Разумеется, чтобы доказать себе: он может их соблазнить. Он не привязывался к ним. Я сожалела об этом. Я уже думала, что он вечно будет в поиске, но однажды вечером услышала: «Сейчас я расскажу тебе кое-что важное». Филипп был немного возбужден и в тот момент походил на расшалившегося ребенка, который слишком много смеялся, играл и шумел на празднике. Мое сердце бешено забилось, щеки предательски покраснели. Губы задрожали, но я старалась ничем не выдать своего волнения. Зимний вечер, закрытые шторы, свет лампы на пестрых подушках и эта ошеломляющая новость, разделившая жизнь на «до» и «после». «Она тебе понравится. Она работает на дому – пишет сценарии». Мне хорошо знаком этот тип женщин. Они чем-то занимаются, считают себя интеллектуалками, занимаются спортом, хорошо одеваются. Они отличные хозяйки и прекрасные матери, ведут насыщенную светскую жизнь – в общем, преуспевают во всех сферах. Хотя на самом деле они ко всему равнодушны. У меня от них стынет кровь в жилах.
Они уехали в Сардинию в день закрытия факультета, в начале июня. За обеденным столом – там, где я так часто заставляла Филиппа есть («Давай доедай суп, съешь еще говядины! Поешь как следует перед учебой!»), мы обсуждали их путешествие – щедрый свадебный подарок родителей Ирен; они могли себе это позволить. Ирен все больше молчала – умная женщина, умеющая сделать эффектную паузу, а потом вдруг сказать что-нибудь тонкое и немного неожиданное. Порой она бросала какую-нибудь фразу, на мой взгляд, достойную удивления хотя бы из-за своей глупости или банальности.
Мы вернулись в библиотеку. Филипп посмотрел на мой стол.
– Хорошо поработала?
– Неплохо. Еще не прочитал мои гранки?
– Нет, честно говоря, не успел. Прости.
– Ну, прочитаешь книгу. У меня есть для тебя экземпляр.
Я немного расстроилась его пренебрежительным отношением к моей работе, но не показала виду. Я спросила:
– Наверное, ты сейчас всерьез возьмешься за диссертацию?
Он промолчал, бросив озорной взгляд на Ирен.
– В чем дело? Снова собрались в путешествие?
– Нет, мы никуда не едем.
Он еще немного помолчал, а потом, нахмурившись, произнес:
– Ты сейчас рассердишься и будешь меня ругать, но за последний месяц я все хорошо обдумал и взвесил. Мне сложно совмещать работу над диссертацией и должность ассистента. А без диссертации в университете перспектив нет. Поэтому я принял решение уйти.
– Как ты сказал?
– Я ухожу из университета. Я еще достаточно молод, чтобы найти свое место в жизни.
– Но это исключено. Ты же уже почти у цели, ты не можешь все вот так бросить, – возмутилась я.
– Пойми меня правильно. Раньше преподаватели были на вес золота. Сейчас эта работа хлопотная и нервная, но малооплачиваемая. И это не только мое мнение.
– Ты прав, – согласился Андре. – Если у тебя тридцать студентов, тебе приходится тридцать раз повторять одно и то же. Пятьдесят учеников – это уже чересчур. Но мы как-нибудь выкрутимся, чтобы помочь тебе и диссертацию писать, и о себе не забывать.

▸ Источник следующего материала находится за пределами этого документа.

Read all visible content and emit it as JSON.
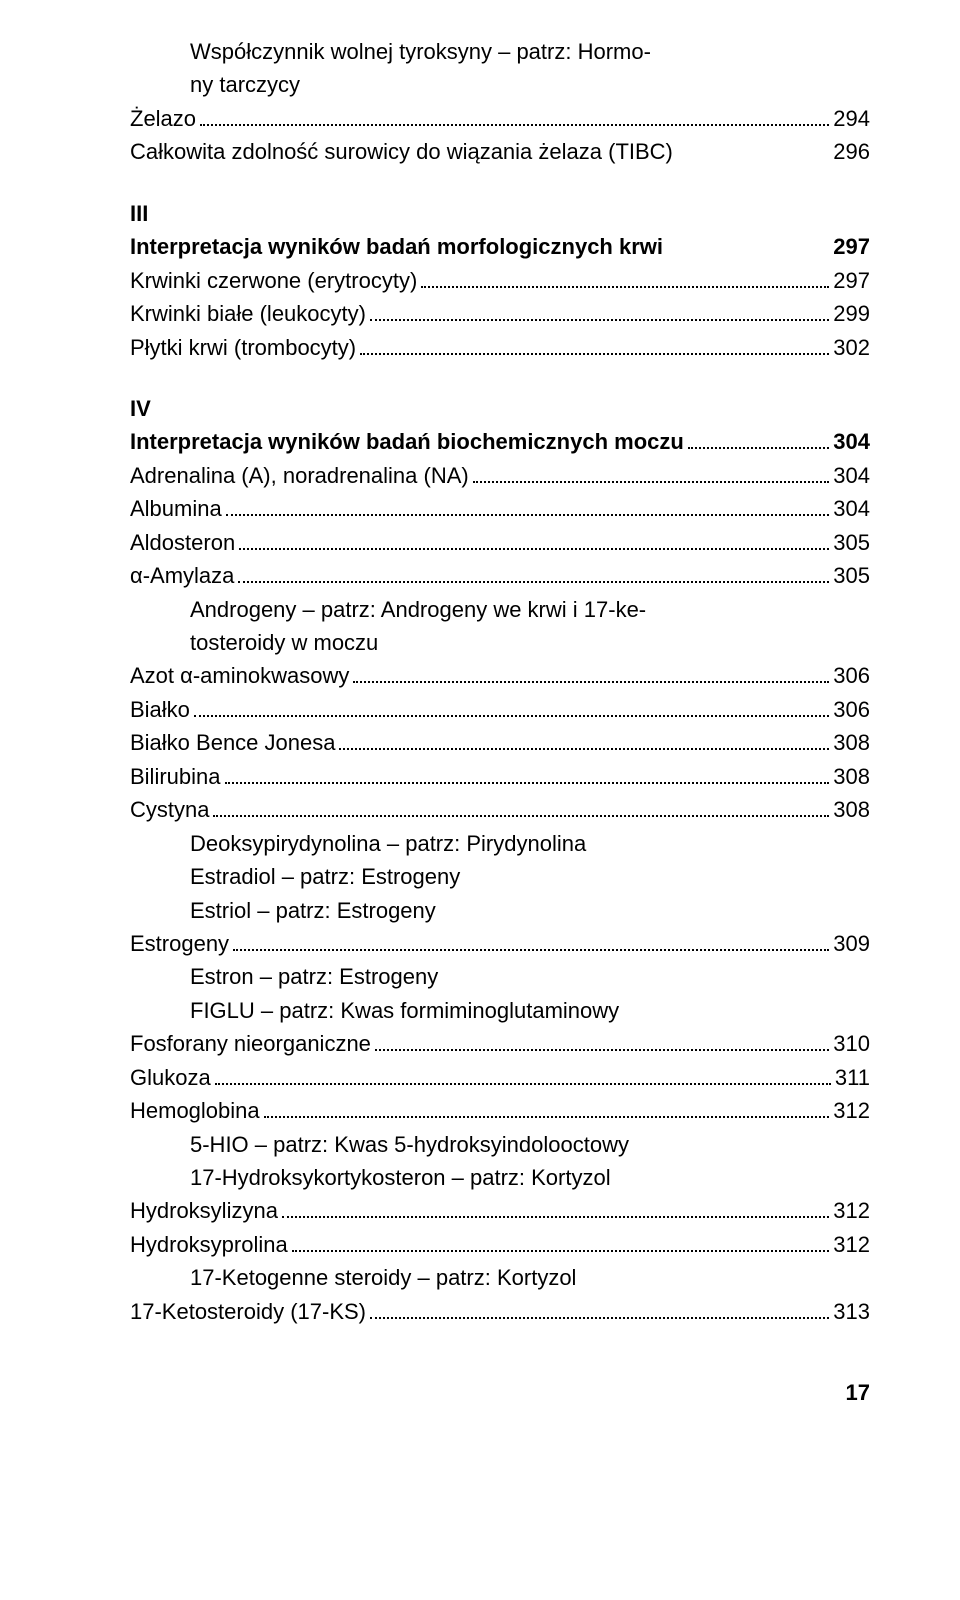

– Нет, – отрезала Ирен. – Преподавание и научная работа и правда утратили свой престиж. Мой двоюродный брат – химик. В Национальном центре научных исследований он получал восемьсот франков в месяц. Сейчас он работает на красильной фабрике и получает три тысячи.
– Дело не только в деньгах, – ответил Филипп.
– Разумеется. Нужно еще и в ногу со временем идти.
В своих коротких, тщательно выверенных фразах она тактично выразила свое мнение о нас: «Поймите меня правильно, я не хотела обижать вас, поскольку отношусь к вам с большим уважением. Но о некоторых вещах молчать нельзя. Если бы не моя сдержанность, я бы сказала гораздо больше». Если бы не ее сдержанность, то мы, вероятно, услышали бы, что Андре, конечно, великий ученый, да и я – не последняя женщина в научном сообществе. Но мы живем, отрезанные от мира, в своих лабораториях и библиотеках. А молодое поколение интеллектуалов хочет быть на виду и участвовать в общественной жизни. Филипп слишком активный и амбициозный, поэтому наука не для него; ему гораздо больше подойдут другие сферы деятельности.